I successfully got the following solution:
#include "Halide.h"
#include "halide_image_io.h"
using namespace Halide::Tools;
int main(int argc, char **argv) {
Halide::Buffer<uint8_t> input = load_image("rgb.png");
Halide::Var x, y;
Halide::Func max_channels, min_channels;
max_channels(x, y) = input(x, y, 0);
min_channels(x, y) = input(x, y, 0);
for (int i = 1; i < input.channels(); ++i)
{
max_channels(x, y) = max(max_channels(x, y), input(x, y, i));
min_channels(x, y) = min(min_channels(x, y), input(x, y, i));
}
{
Halide::Buffer<uint8_t> output =
max_channels.realize({input.width(), input.height(), 1});
save_image(output, "maximum.png");
}
{
Halide::Buffer<uint8_t> output =
min_channels.realize({input.width(), input.height(), 1});
save_image(output, "minimum.png");
}
printf("Success!\n");
return 0;
}
However, I was wondering if it would be possible to achieve this without the explicit for
loop. Going by the documentation, it should be possible to achieve this using the Halide::RDom
class. From the examples given there, I would think that the following should work.
#include "Halide.h"
#include "halide_image_io.h"
using namespace Halide::Tools;
int main(int argc, char **argv) {
Halide::Buffer<uint8_t> input = load_image("rgb.png");
Halide::Var x, y;
Halide::Func max_channels, min_channels;
Halide::RDom r(input);
min_channels(x, y) = uint8_t{255};
max_channels(x, y) = uint8_t{0};
min_channels(r.x, r.y) = minimum(input(r.x, r.y, r.z));
max_channels(r.x, r.y) = maximum(input(r.x, r.y, r.z));
{
Halide::Buffer<uint8_t> output =
max_channels.realize({input.width(), input.height(), 1});
save_image(output, "maximum.png");
}
{
Halide::Buffer<uint8_t> output =
min_channels.realize({input.width(), input.height(), 1});
save_image(output, "minimum.png");
}
printf("Success!\n");
return 0;
}
This compiles, but unfortunately crashes with the following error message:
terminate called after throwing an instance of 'Halide::CompileError'
what(): Error: In update definition 0 of Func "f1":
Tuple element 0 of update definition has type uint8, but pure definition has type int32
Aborted (core dumped)
This message does not make any sense to me, as all the values involved are uint8_t
, so I am not sure where the programme is getting its int32_t
from.
Thus, my question: What is the correct way to calculate the maximum/minimum over all channels of an image using domains? Or is this something that is not possible, and a for
loop has to be used instead?
Here's a way using the maximum
and minimum
helpers:
#include <Halide.h>
#include <halide_image_io.h>
using namespace Halide;
using namespace Halide::Tools;
int main() {
Buffer<uint8_t> input = load_image("rgb.png");
Var x, y;
RDom r_chan(0, input.dim(2).extent());
Func min_img;
Func max_img;
min_img(x, y) = minimum(input(x, y, r_chan));
max_img(x, y) = maximum(input(x, y, r_chan));
Buffer<uint8_t> min_out = min_img.realize({input.width(), input.height()});
Buffer<uint8_t> max_out = max_img.realize({input.width(), input.height()});
save_image(min_out, "min_out.png");
save_image(max_out, "max_out.png");
}
You just need to create a reduction domain that spans the number of channels (given by input.dim(2).extent()

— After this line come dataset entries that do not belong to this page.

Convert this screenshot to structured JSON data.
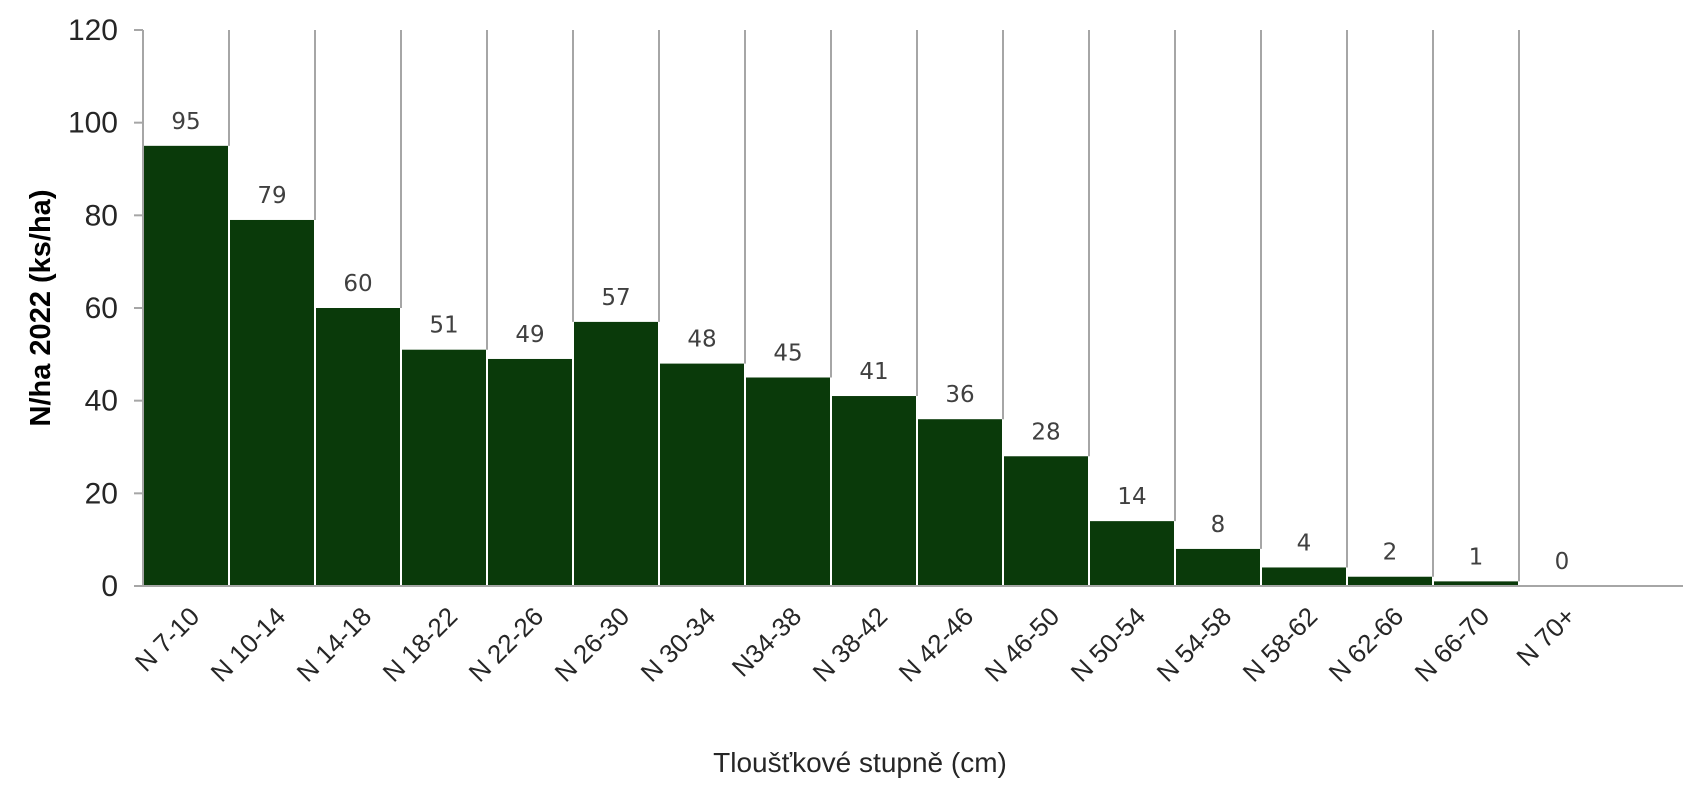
{
  "chart_data": {
    "type": "bar",
    "title": "",
    "xlabel": "Tloušťkové stupně (cm)",
    "ylabel": "N/ha 2022 (ks/ha)",
    "ylim": [
      0,
      120
    ],
    "yticks": [
      0,
      20,
      40,
      60,
      80,
      100,
      120
    ],
    "categories": [
      "N 7-10",
      "N 10-14",
      "N 14-18",
      "N 18-22",
      "N 22-26",
      "N 26-30",
      "N 30-34",
      "N34-38",
      "N 38-42",
      "N 42-46",
      "N 46-50",
      "N 50-54",
      "N 54-58",
      "N 58-62",
      "N 62-66",
      "N 66-70",
      "N 70+"
    ],
    "values": [
      95,
      79,
      60,
      51,
      49,
      57,
      48,
      45,
      41,
      36,
      28,
      14,
      8,
      4,
      2,
      1,
      0
    ],
    "data_labels": [
      "95",
      "79",
      "60",
      "51",
      "49",
      "57",
      "48",
      "45",
      "41",
      "36",
      "28",
      "14",
      "8",
      "4",
      "2",
      "1",
      "0"
    ],
    "bar_color": "#0a3a0a",
    "separator_color": "#a6a6a6",
    "axis_color": "#a6a6a6",
    "grid": false,
    "legend": "none"
  }
}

). If you don't want to use the helpers, you can instead write (for example with min_img
):
min_img(x, y) = cast<uint8_t>(255);
min_img(x, y) = min(input(x, y, r_chan), min_img(x, y));
The way reduction domains work (absent other scheduling directives) is they insert an innermost loop that repeats the rule for each point in the reduction domain. Thus the loops in this second example look like this:
for y:
for x:
min_img(...) = ...
for y:
for x:
for r_chan in [0, 2]:
min_img(...) = ...
If you're worried about the optimizer not eliminating the first loop where it initializes everything to 255
, then you could instead write:
min_img(x, y) = undef(type_of<uint8_t>()); // skip the pure step
min_img(x, y) = min(
input(x, y, r_chan),
select(r_chan == 0, cast<uint8_t>(255), min_img(x, y))
);
I would expect LLVM to peel the first iteration (at least) in this case.